“The alarm bells have been going off for months, but
the election fiasco in Georgia on Tuesday
made it clear: America is ill-prepared to hold a fair presidential vote in
November, and is dangerously close to having an election disaster.
“The
Georgia contest offered the most alarming preview to date of what could happen
in November without major overhauls, training and planning. Voters stood in
line to vote for upwards for four hours, saying they never received mail-in
ballots requested weeks ago. Local officials, forced to consolidate polling
locations because of Covid-19, were unable to manage the influx of voters and
struggled to operate new voting equipment.
“Experts worry that poll worker shortages, long
lines and other delays in processing requests for absentee ballots will only
get worse in November, when there will be more voters. Since March, voting
advocates have been calling on states to prepare for an election like no other,
and quickly implement plans that accommodate a surge in voters casting their
ballots by mail for the first time as well as robust turnout at the polls.
“One
estimate places the cost of upgrading vote-by-mail systems across the country
at $4bn. ‘We’re just going to have a catastrophe
in November,’ said Michael McDonald, a professor at the University of Florida
who studies elections. ‘We’ve already passed the point of catastrophic failure.
It doesn’t get any better if we have two to three times the number of people
who are trying to vote in these polling locations.’
“Not every primary in the Covid-19 era has been a
disaster, and there has been strong turnout in many states as Americans have
embraced voting by mail at unprecedented levels. But Georgia was far from
the only place where there have been serious election problems.
“Voters in Nevada waited hours in line to vote in
the state’s primary on Tuesday, even after the state moved to conduct its
election largely by mail. Earlier this month, election officials in Pennsylvania and Washington DC struggled to meet the crush of requests
for absentee ballots and voters in the nation’s capital waited hours to vote.
Voters in Baltimore, Maryland didn’t get ballots and faced long lines. In April, voters in Milwaukee, Wisconsin, waited
hours to vote in the state’s primary as the city was forced to condense its
usual 180 polling places into just five.
"Most glaring, voting groups say, has been the disproportionate
impact the election failures have had on communities of color. LaTosha Brown, a
co-founder of Black Voters Matter, told Politico it took her three
hours to vote in her majority African American precinct in Atlanta on Tuesday,
but she saw no line at a polling place in a predominantly white area later in
the day. State officials have launched an investigation into what went wrong in Fulton county,
which includes Atlanta. ‘Black voters in particular appear especially hard-hit,’
said Kristen Clarke, president and executive director of the Lawyers’ Committee
for Civil Rights Under Law, which has closely monitored the primaries. ‘In some
parts of the country, it feels like officials are making reckless decisions
that are a recipe for disaster.’
“Even before Covid-19, there were concerns about
mass disenfranchisement in November; the pandemic has only exacerbated them.

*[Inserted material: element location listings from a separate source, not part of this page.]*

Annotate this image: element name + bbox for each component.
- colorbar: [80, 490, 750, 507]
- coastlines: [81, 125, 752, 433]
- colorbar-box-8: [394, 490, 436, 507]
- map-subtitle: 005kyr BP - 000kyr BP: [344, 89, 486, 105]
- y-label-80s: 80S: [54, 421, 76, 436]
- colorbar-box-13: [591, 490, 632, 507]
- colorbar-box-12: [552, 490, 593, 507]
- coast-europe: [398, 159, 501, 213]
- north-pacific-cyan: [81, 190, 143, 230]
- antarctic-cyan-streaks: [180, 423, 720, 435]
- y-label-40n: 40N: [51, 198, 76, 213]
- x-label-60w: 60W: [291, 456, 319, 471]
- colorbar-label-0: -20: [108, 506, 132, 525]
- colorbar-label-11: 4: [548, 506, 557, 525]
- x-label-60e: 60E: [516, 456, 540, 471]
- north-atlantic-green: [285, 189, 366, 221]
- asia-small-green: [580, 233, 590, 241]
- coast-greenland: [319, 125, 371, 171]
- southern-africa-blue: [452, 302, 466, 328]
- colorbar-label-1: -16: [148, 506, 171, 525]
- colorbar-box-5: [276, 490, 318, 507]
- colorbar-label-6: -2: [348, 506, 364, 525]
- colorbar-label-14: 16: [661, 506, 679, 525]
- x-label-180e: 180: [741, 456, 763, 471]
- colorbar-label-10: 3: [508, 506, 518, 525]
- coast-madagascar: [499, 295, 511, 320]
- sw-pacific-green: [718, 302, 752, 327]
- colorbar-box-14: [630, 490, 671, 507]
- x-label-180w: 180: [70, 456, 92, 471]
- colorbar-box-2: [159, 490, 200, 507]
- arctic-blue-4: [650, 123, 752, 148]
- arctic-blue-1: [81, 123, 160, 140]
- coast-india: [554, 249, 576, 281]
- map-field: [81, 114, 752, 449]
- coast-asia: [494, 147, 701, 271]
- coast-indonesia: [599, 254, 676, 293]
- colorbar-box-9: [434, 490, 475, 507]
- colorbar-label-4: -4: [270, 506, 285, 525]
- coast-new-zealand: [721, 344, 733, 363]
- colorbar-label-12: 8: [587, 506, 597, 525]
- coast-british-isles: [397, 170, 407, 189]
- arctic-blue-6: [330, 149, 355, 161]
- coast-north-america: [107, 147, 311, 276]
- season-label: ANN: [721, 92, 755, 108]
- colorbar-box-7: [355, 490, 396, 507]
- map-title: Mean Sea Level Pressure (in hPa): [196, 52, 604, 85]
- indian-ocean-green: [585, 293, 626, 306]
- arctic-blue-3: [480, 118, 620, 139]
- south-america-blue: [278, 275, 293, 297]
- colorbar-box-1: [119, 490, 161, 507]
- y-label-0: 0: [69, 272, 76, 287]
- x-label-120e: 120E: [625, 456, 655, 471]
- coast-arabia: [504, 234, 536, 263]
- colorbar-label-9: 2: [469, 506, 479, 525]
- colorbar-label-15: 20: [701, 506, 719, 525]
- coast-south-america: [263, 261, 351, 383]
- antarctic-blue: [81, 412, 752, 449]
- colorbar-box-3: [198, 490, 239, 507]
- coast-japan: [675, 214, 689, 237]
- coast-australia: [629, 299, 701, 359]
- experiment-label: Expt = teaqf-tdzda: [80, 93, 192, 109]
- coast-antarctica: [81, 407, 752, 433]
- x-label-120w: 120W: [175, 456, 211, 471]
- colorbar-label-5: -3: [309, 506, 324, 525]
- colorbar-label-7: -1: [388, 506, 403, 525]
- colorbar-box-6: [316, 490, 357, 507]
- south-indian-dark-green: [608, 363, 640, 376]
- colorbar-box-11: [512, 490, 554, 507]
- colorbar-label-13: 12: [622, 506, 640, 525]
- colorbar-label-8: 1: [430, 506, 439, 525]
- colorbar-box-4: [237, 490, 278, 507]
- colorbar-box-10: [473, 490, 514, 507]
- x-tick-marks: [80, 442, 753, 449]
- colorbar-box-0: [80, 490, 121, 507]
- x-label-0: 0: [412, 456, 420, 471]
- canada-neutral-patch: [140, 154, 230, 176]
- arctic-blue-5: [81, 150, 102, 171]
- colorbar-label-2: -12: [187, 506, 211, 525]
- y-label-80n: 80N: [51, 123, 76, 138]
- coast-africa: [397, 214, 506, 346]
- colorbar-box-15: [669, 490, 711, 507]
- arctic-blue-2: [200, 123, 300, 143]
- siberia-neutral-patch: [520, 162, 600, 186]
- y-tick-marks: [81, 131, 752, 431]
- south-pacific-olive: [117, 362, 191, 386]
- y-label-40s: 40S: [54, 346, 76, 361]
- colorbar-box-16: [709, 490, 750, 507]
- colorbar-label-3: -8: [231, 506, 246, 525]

Donald Trump is already making repeated baseless accusations of
voter fraud in what appears to be an effort to lay the foundation for
contesting the legitimacy of the 2020 election.
“Activists
were already deeply concerned about the mass closure of polling places and the
Covid-19 pandemic has given election officials justification for doing so. More
than 1,600 polling places in jurisdictions previously covered by the Voting
Rights Act were closed between 2012 and 2018, according
to a report by the Leadership Conference on Civil and Human
Rights. That includes 214 polling places in Georgia.
“Democrats
and voting rights groups are also pushing states across the country to extend
the deadline by which absentee ballots need to arrive to be counted. Many
states require the ballots to arrive by election night, a cutoff that could
leave eligible voters disenfranchised. In Wisconsin, Democrats secured a court order requiring
the state to count ballots as long as they were postmarked before election day
and arrived within six days of the election. More
than 79,000 ballots that normally would have
been thrown out were counted during the extension (Trump won the state in 2016
by just under 23,000 votes).
“There is also growing concern about plummeting
voter registration in recent months and an unprecedented Republican effort to
monitor the polls and challenge the eligibility of voters who appear, something
that could result in voter intimidation. The Republican National Committee,
freed from a decades-old court order prohibiting them from such activity, is
seeking to recruit up to 50,000 volunteers.
“The
window for states to understand the problems from their primaries and implement
solutions for November is rapidly closing. Recommended deadlines for purchasing
necessary equipment and other measures are approaching and in some cases have already passed. Republicans in Congress have
also scaled back funding to help states run elections, allocating just $400m so
far, a small fraction of the billions experts say is needed. The Republican
National Committee also plans to spend at least $20m to oppose efforts to
expand vote by mail. ‘If no one, legislators/advocates/voters/election
officials, listens to what is being said it will be a debacle in November,’
Tammy Patrick, who works on election administration at the Democracy Fund, said
in an email. ‘The primaries have been the canary in the coalmine…” (The Guardian).